I found the watch six weeks later. It took time, took digging through forums and making calls and sending emails to every vintage watch dealer I could find within five hundred miles. I described the scratch above the six, the black dial, the serial number I’d managed to track down from an old insurance document my mom had kept in a shoebox. I’d all but given up when a dealer in Portland emailed me with photos of a Seamaster that had come into his shop a few months back, part of an estate sale. I looked at the photo, zoomed in on the crystal, and there it was. A tiny scratch above the six. The one I’d made with a toy truck when I was eight years old.
I paid more than I’d sold it for. More than the thirteen hundred I’d won that night, more than the four hundred I’d taken from the pawn shop, more than any reasonable person would pay for a watch that wasn’t even in mint condition. But I didn’t care. I wired the money and three days later, a small box arrived in the mail, and I opened it on the same closet floor where I’d opened the other box, and I took out the watch and wound it, listening to the tick, feeling the weight of it in my hand, feeling something close to peace.

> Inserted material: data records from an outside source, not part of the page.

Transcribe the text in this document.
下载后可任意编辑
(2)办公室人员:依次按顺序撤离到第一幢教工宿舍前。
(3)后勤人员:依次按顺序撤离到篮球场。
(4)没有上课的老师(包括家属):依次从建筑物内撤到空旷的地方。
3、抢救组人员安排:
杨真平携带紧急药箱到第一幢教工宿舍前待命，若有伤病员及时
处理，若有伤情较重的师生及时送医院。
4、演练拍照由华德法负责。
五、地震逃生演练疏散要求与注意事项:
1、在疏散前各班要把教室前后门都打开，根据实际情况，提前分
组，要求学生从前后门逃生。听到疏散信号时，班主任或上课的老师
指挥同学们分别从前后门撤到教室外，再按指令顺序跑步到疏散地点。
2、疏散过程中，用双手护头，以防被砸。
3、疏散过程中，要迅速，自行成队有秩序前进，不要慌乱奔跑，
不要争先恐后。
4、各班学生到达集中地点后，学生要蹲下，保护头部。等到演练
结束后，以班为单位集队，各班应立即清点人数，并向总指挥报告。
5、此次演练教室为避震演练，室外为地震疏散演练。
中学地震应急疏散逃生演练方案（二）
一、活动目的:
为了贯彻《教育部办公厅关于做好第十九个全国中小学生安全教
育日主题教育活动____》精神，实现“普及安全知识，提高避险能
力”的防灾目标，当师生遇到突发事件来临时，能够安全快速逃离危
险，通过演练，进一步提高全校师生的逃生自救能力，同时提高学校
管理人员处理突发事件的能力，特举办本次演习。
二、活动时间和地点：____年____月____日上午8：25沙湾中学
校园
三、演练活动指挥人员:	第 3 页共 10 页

I still play sometimes, late at night when I can’t sleep, when the rain is falling or when it isn’t. I’ll pull up the Vavada website and play a few hands of blackjack or spin the roulette wheel a few times, not chasing anything, not trying to recapture that night when the ball hit black seven times in a row. It’s different now. The watch is on my wrist, ticking away the minutes, and I don’t need to win anything because I already got back what I lost. Sometimes I think about the odds of that night, the statistical impossibility of seven straight blacks, and I wonder if it was just chance or if something else was at work, something my dad might have nudged from wherever he is now. I’m not a religious person, never have been, but I like to think he was there that night, watching me make a stupid bet and then another stupid bet, watching me somehow, against all probability, win back the money I’d sold his watch for. I like to think he was laughing, the same way he laughed when I crashed my toy truck into his dresser, telling me it added character, telling me a life without mistakes was a life that hadn’t been lived in. I wear the watch every day now. The scratch is still there, right above the six. It’s the first thing I look at when I check the time, and every time I see it, I remember that night, and the rain, and the ball that kept falling on black, and the feeling of something lost finally finding its way home.